Alex J Goodell et al. Transfusion. 2014 Sep.

Erratum in

  • ERRATUM.
    [No authors listed] [No authors listed] Transfusion. 2015 Aug;55(8):2052. doi: 10.1111/trf.13240. Transfusion. 2015. PMID: 26264125 No abstract available.

Abstract

Background: Babesia microti is regarded as the foremost infectious risk to the US blood supply for which a regulatory-approved screening test is unavailable. More than 160 cases of transfusion-transmitted Babesia microti (TTB) have been reported to date, yet there is little consensus regarding a mitigation strategy.

Study design and methods: This study sought to assess the cost-utility of donation screening by mode of testing (immunofluorescence assay, enzyme-linked immunosorbent assay [ELISA], polymerase chain reaction [PCR], and combinations thereof) as well as extent of geographic inclusion (4-state, 7-state, 20-state, or national screening). A discrete-time Markov cohort model to simulate the outcomes of B. microti infection and survival of the transfused population was developed. Seroprevalence was estimated by extrapolating babesiosis claims from the Centers for Medicaid and Medicare Services and reports to the Centers for Disease Control and Prevention. Test performance was estimated from clinical diagnostics and limited donor screening studies, while transmissibility was estimated as a weighted average of three studies. Results are reported as the cost per quality-adjusted life-year (QALY) for each strategy compared to no screening.

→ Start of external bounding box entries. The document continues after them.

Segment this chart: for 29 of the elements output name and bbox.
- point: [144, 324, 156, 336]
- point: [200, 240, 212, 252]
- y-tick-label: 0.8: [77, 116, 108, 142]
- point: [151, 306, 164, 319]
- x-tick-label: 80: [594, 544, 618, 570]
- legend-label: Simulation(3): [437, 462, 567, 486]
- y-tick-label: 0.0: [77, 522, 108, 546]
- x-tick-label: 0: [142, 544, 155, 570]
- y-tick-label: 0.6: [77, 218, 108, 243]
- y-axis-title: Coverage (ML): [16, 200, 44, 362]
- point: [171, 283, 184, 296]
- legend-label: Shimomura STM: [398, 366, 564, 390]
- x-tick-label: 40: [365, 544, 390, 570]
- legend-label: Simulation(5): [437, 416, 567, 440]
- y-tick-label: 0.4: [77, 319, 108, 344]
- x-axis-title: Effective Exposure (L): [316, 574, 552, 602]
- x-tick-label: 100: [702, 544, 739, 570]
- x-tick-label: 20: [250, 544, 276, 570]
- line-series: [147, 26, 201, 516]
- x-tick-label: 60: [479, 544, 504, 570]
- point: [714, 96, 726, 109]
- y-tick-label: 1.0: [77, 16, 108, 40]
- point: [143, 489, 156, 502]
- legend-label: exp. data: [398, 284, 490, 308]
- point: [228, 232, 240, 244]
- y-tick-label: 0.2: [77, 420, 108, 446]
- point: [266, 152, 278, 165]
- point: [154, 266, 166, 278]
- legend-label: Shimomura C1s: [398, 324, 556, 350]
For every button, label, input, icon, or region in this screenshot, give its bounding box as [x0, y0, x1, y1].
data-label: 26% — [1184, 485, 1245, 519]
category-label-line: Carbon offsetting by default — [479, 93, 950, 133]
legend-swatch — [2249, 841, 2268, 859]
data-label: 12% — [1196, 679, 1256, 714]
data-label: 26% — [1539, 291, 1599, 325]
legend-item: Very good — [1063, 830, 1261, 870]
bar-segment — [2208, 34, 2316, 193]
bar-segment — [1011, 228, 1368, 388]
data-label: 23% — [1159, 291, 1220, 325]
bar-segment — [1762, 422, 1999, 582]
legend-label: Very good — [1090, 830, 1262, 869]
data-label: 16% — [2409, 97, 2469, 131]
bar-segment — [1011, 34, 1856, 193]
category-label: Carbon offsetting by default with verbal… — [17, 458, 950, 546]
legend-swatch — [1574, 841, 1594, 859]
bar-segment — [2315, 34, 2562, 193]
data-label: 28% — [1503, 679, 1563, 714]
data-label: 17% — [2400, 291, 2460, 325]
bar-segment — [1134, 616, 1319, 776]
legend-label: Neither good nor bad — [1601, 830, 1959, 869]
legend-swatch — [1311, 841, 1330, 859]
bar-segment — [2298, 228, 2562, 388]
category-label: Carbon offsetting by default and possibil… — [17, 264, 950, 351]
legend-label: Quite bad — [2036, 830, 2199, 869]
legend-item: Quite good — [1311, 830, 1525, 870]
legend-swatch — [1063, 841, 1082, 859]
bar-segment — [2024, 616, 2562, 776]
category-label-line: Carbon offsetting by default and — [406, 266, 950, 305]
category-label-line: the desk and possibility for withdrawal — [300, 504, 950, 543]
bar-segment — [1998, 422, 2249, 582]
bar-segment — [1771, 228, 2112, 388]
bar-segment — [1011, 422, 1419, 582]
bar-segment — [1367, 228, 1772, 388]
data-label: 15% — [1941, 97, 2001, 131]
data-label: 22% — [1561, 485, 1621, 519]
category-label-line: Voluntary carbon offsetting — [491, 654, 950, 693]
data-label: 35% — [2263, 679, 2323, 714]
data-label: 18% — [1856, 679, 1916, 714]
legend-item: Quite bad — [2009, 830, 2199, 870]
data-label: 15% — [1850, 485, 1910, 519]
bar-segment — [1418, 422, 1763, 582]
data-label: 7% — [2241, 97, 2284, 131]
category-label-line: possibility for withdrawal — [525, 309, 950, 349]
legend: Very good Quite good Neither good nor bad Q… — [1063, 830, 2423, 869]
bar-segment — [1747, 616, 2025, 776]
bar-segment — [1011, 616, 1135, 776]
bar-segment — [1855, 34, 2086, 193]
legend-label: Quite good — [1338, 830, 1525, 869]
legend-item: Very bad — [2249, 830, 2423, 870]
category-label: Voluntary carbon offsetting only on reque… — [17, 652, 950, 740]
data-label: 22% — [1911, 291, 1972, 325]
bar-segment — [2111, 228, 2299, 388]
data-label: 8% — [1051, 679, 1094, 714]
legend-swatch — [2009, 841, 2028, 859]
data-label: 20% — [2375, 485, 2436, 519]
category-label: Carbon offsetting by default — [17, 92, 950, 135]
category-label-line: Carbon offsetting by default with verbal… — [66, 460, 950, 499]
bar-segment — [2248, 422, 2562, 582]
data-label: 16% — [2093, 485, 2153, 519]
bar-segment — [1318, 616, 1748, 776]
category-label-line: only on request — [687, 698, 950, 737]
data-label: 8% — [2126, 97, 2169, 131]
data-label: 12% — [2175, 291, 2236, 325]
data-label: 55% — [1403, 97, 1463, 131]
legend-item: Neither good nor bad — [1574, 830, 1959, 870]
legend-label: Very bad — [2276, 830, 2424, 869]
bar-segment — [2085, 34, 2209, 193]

Results: Given model inputs, 4-state and 7-state ELISA in combination with PCR would cost $5.2 million and $6.6 million/QALY, respectively. Cost-effectiveness for 20-state and national screening strategies were less favorable.

Conclusion: Targeted screening in states with the highest seroprevalence of infection is likely to exceed an implicit threshold of $1 million/QALY often used in blood safety. However, the proportion of donor-seronegative parasitemia, transmissibility, and clinical outcomes resulting from TTB are uncertain.